Avec une durée médiane de suivi de 20,73 mois, 17,3% des patients du groupe Isa-Kd et 20,3% des patients du groupe Kd sont décédés. Après un suivi médian de 43,96 mois 64 (35,8 %) et 54 (43,9 %) des patients sont décédés dans les groupes Isa-Kd et Kd, respectivement. Avec une durée médiane de suivi de 56,61 mois, la survie globale médiane dans le groupe Isa-Kd n'a pas été atteinte (IC 95 %: 52,172-NE) et était de 50,60 mois dans le groupe Kd (IC 95 %: 38,932-NE) (HR = 0,855; IC 95 %: 0,608 – 1,202). La durée médiane jusqu'au prochain traitement anti-myélome était de 43,99 mois dans le groupe Isa-Kd et de 25 mois dans le groupe Kd (HR = 0,583; IC 95 %: 0,429 – 0,792).
TCD14079
Dans une étude multicentrique de phase Ib, ouverte, non comparative, en 2 parties (TCD14079 parties A et B), SARCLISA 10 mg/kg était administré en association avec le pomalidomide et la dexaméthasone (Isa-Pd) à des patients atteints d'un myélome multiple récidivant/réfractaire (même schéma thérapeutique, et population de patients et caractéristiques similaires à l'étude ICARIA-MM). La durée médiane du traitement était de 41,0 semaines. Sur les 31 patients pour qui l'efficacité dans la partie A pouvait être mesurée, le taux de réponse globale (TRG) était de 64,5% et la SSP médiane de 17,58 mois (IC à 95%: 6,538 à valeur non obtenue) avec une durée médiane de suivi de 8,6 mois. La partie B de l'étude examinait un volume fixe de perfusion.
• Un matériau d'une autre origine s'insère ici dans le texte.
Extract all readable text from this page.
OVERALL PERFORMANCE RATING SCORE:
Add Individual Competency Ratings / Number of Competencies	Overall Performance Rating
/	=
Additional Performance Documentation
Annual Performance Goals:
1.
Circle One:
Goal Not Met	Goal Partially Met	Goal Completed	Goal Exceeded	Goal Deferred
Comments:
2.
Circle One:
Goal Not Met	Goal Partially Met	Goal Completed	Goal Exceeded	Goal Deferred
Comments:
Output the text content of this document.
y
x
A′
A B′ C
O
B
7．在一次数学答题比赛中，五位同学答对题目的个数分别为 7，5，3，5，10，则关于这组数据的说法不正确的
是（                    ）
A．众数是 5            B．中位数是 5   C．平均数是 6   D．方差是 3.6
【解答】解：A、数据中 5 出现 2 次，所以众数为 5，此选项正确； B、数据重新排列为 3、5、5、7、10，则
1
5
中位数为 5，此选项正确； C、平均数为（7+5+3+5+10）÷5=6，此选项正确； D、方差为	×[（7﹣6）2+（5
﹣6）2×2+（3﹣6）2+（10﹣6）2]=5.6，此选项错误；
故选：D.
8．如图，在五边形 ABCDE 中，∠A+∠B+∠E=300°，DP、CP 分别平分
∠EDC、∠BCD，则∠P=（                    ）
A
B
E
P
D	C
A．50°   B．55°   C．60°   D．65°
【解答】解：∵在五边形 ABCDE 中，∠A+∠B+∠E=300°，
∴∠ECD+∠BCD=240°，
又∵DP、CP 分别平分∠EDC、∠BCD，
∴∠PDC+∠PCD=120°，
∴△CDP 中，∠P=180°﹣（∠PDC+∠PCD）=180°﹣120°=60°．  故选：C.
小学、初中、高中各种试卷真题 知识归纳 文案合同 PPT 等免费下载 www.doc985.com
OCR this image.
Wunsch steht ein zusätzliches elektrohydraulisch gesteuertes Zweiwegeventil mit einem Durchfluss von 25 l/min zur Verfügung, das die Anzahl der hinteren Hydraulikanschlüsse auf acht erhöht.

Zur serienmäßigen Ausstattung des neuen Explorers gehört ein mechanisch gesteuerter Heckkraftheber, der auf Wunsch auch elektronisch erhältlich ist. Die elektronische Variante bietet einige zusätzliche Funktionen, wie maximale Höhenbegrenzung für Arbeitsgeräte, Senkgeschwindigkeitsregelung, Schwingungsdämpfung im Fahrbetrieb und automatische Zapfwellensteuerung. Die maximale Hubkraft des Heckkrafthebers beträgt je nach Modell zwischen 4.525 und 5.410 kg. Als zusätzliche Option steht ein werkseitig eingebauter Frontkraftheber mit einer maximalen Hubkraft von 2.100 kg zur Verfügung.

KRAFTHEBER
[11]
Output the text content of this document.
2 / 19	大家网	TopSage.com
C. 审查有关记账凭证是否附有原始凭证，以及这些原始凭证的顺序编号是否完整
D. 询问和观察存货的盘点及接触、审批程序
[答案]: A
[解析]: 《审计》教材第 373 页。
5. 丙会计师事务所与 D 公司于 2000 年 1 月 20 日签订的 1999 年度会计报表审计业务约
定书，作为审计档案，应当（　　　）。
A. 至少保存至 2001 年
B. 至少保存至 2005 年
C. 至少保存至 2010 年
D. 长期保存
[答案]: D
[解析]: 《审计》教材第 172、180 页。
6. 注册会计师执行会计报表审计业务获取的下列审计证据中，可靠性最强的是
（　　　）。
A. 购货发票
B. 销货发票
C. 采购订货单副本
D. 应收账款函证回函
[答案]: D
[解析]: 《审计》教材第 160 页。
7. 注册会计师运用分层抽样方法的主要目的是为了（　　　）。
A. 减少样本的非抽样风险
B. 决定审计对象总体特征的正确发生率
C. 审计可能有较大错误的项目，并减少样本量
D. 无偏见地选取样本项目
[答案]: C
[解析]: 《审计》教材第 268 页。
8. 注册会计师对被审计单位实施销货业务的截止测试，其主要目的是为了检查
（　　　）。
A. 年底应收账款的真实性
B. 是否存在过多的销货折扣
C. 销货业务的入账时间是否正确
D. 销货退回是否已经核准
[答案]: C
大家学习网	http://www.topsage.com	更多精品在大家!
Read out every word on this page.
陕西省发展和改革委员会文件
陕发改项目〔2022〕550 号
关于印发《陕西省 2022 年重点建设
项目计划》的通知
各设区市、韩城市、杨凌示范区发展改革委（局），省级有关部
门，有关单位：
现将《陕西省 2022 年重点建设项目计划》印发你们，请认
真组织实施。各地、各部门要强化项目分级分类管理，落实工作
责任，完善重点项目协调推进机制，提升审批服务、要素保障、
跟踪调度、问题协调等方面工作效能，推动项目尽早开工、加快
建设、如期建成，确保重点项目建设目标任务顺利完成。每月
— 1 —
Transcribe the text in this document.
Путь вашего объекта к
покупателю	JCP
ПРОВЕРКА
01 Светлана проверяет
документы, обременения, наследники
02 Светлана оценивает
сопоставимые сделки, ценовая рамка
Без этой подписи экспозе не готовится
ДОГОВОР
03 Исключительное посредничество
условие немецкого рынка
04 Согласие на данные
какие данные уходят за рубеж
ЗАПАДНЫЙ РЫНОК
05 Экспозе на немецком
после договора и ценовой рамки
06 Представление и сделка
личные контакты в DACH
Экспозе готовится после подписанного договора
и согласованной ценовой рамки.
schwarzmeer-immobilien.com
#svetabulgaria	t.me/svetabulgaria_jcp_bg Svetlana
Les résultats d'efficacité et de sécurité concordaient avec les résultats de l'étude ICARIA-MM (voir «Effets indésirables»).
Population pédiatrique
Une étude de phase II à bras unique portait sur 67 patients pédiatriques répartis en 3 cohortes distinctes: patients atteints de leucémie lymphoblastique aiguë à cellules T (LLA-T, 25 patients), de leucémie lymphoblastique aiguë à cellules B (LLA-B, 11 patients) et de leucémie myéloïde aiguë (LMA, 23 patients) récidivante ou réfractaire. L'âge médian était de 8 ans (fourchette de 1,4 à 17 ans). Les patients étaitent traités par SARCLISA en association avec des chimiothérapies standard (p.ex. antimétabolites, anthracycline et agents alkylants). Lors de l'analyse intermédiaire, le taux de réponse complète (critère d'évaluation primaire d'efficacité, défini comme réponse complète, RC ou réponse complète avec récupération périphérique incomplète, RCi) n'a pas atteint la valeur seuil statistique prédéfinie. L'étude a été clôturée après l'analyse intermédiaire prédéfinie.